Mumtaz stops Govinda as Govinda confesses to Venkata Rathnam that Mumtaz was the only girl who showered unconditional love on him and he abandoned her in a drunken state. The pair reconciles and a frustrated Venkata Rathnam leaves the hospital with the hope of gaining love. He accidentally comes across a beautiful girl who accepts his proposal.

==Music==

Achu composed the music for the film.

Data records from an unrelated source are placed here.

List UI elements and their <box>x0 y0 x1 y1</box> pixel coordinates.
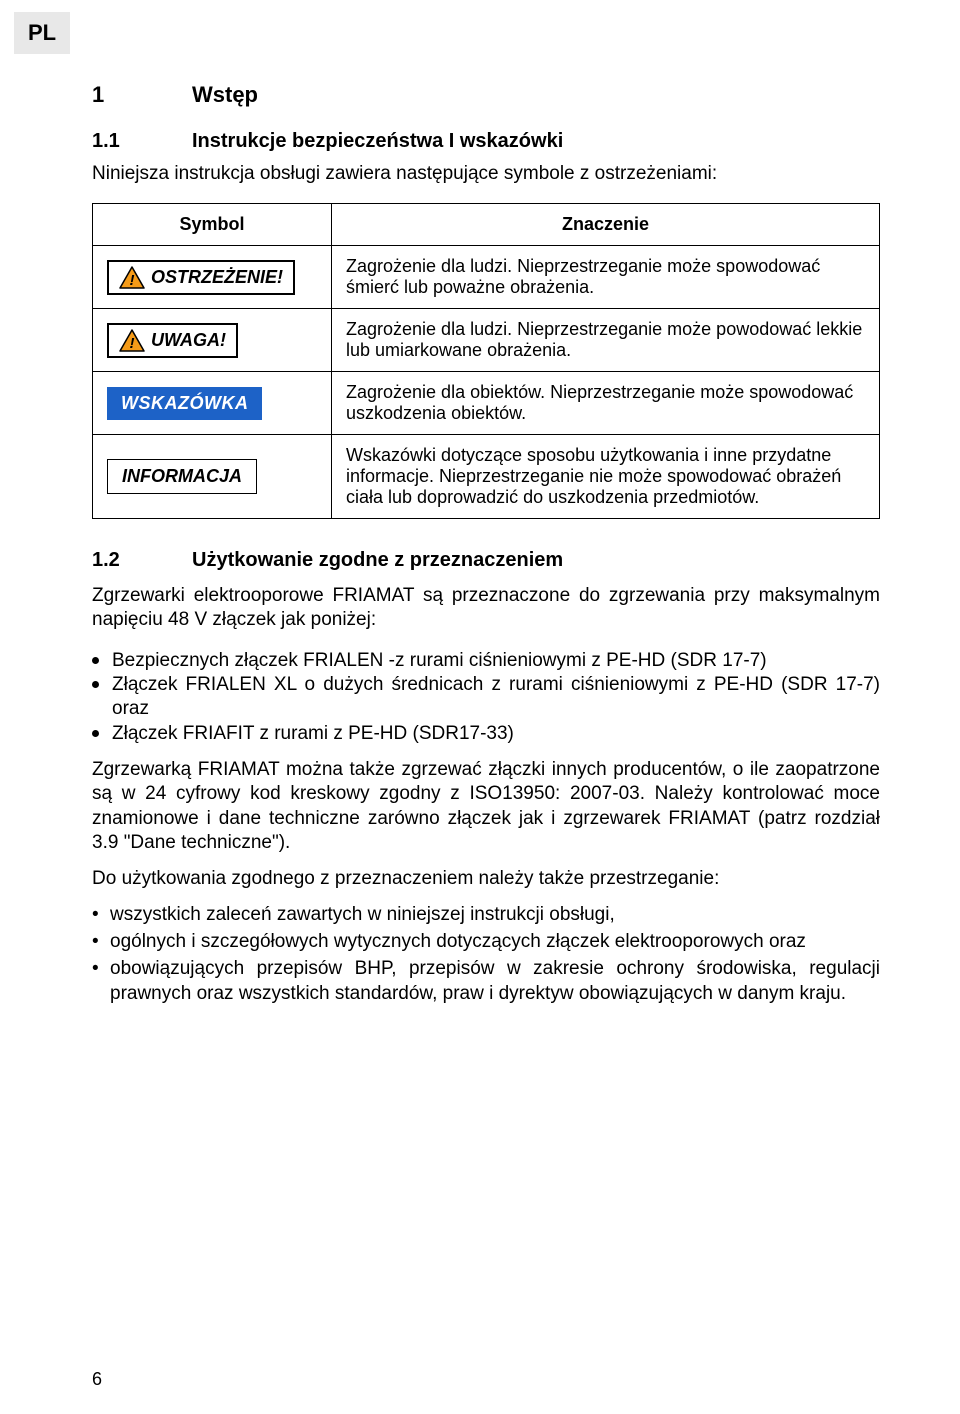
subsection-1-title: Instrukcje bezpieczeństwa I wskazówki <box>192 130 563 153</box>
info-badge-informacja: INFORMACJA <box>107 459 257 494</box>
subsection-1-number: 1.1 <box>92 130 192 153</box>
page: PL 1 Wstęp 1.1 Instrukcje bezpieczeństwa… <box>0 0 960 1414</box>
meaning-cell: Zagrożenie dla ludzi. Nieprzestrzeganie … <box>332 246 880 309</box>
symbol-table: Symbol Znaczenie ! OSTRZEŻENIE! Zagrożen… <box>92 203 880 519</box>
section-title: Wstęp <box>192 82 258 108</box>
badge-label: OSTRZEŻENIE! <box>151 267 283 288</box>
paragraph-2: Zgrzewarką FRIAMAT można także zgrzewać … <box>92 758 880 855</box>
table-row: WSKAZÓWKA Zagrożenie dla obiektów. Niepr… <box>93 372 880 435</box>
subsection-2-number: 1.2 <box>92 549 192 572</box>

The soundtrack album, officially released by Aditya Music, consists of 10 tracks, two of which was re-used from the original. "Pyar Mein Padipoya" was reused from "Pyarge Aagbittaite" and "Bindaas" from "Anthare Ivananna". The audio was launched in Hyderabad on 25 August 2013.

Track listing
| No. | Title | Lyrics | Artist(s) | Length |
|---|---|---|---|---|
| 1. | "Pyar Mein Padipoya" | Bhasha Sri | Indu Nagaraj, Manoj Manchu | 04:04 |
| 2. | "Devatha" | Ramajogayya Sastry | Karthik | 03:41 |
| 3. | "Bujji Pilla" | Achu, Manoj Manchu, Ramajogayya Sastry | Simbu | 04:20 |
| 4. | "Super Figure" | Manoj Manchu | Geetha Madhuri, Sravana Bhargavi, Hemachandra, Rahul | 03:27 |
| 5. | "Bindaas" | Ramajogayya Sastry | Tippu | 03:06 |
| 6. | "Potugadu (Theme)" | Geetha Madhuri, Manoj Manchu | Geetha Madhuri, Achu | 01:23 |
| 7. | "Love (Theme)" |  | Achu | 02:09 |
| 8. | "Sloka (Theme)" |  | Parnika, Sahithi, Ramya, Deepthi Chari, Deepu, Krishna Chaitanya, Anudeep Dev, Rahul | 01:41 |
| 9. | "Action The Distraction" |  | Achu | 02:06 |
| 10. | "Potugadu (Mashup)" |  | Achu | 03:14 |
| Total length: |  |  |  | 29:11 |

==Release==
Potugadu was awarded an 'A' certificate by the censor board, which recommended a few cuts to the movie.

The film released in 550 screens worldwide.

==Critical reception==
The film opened to mixed reviews from critics. Rediff.com gave the film 2/5 and stated, "The film may appeal to those who enjoy double entendres and crude entertainment. Others can happily give it a miss." Deccan Chronicle rated the film 1.5/5 and called it a waste of time.

==Box office==
The film opened with 45% - 60% occupancy on the first day. The film became the biggest hit ever in Manoj's career.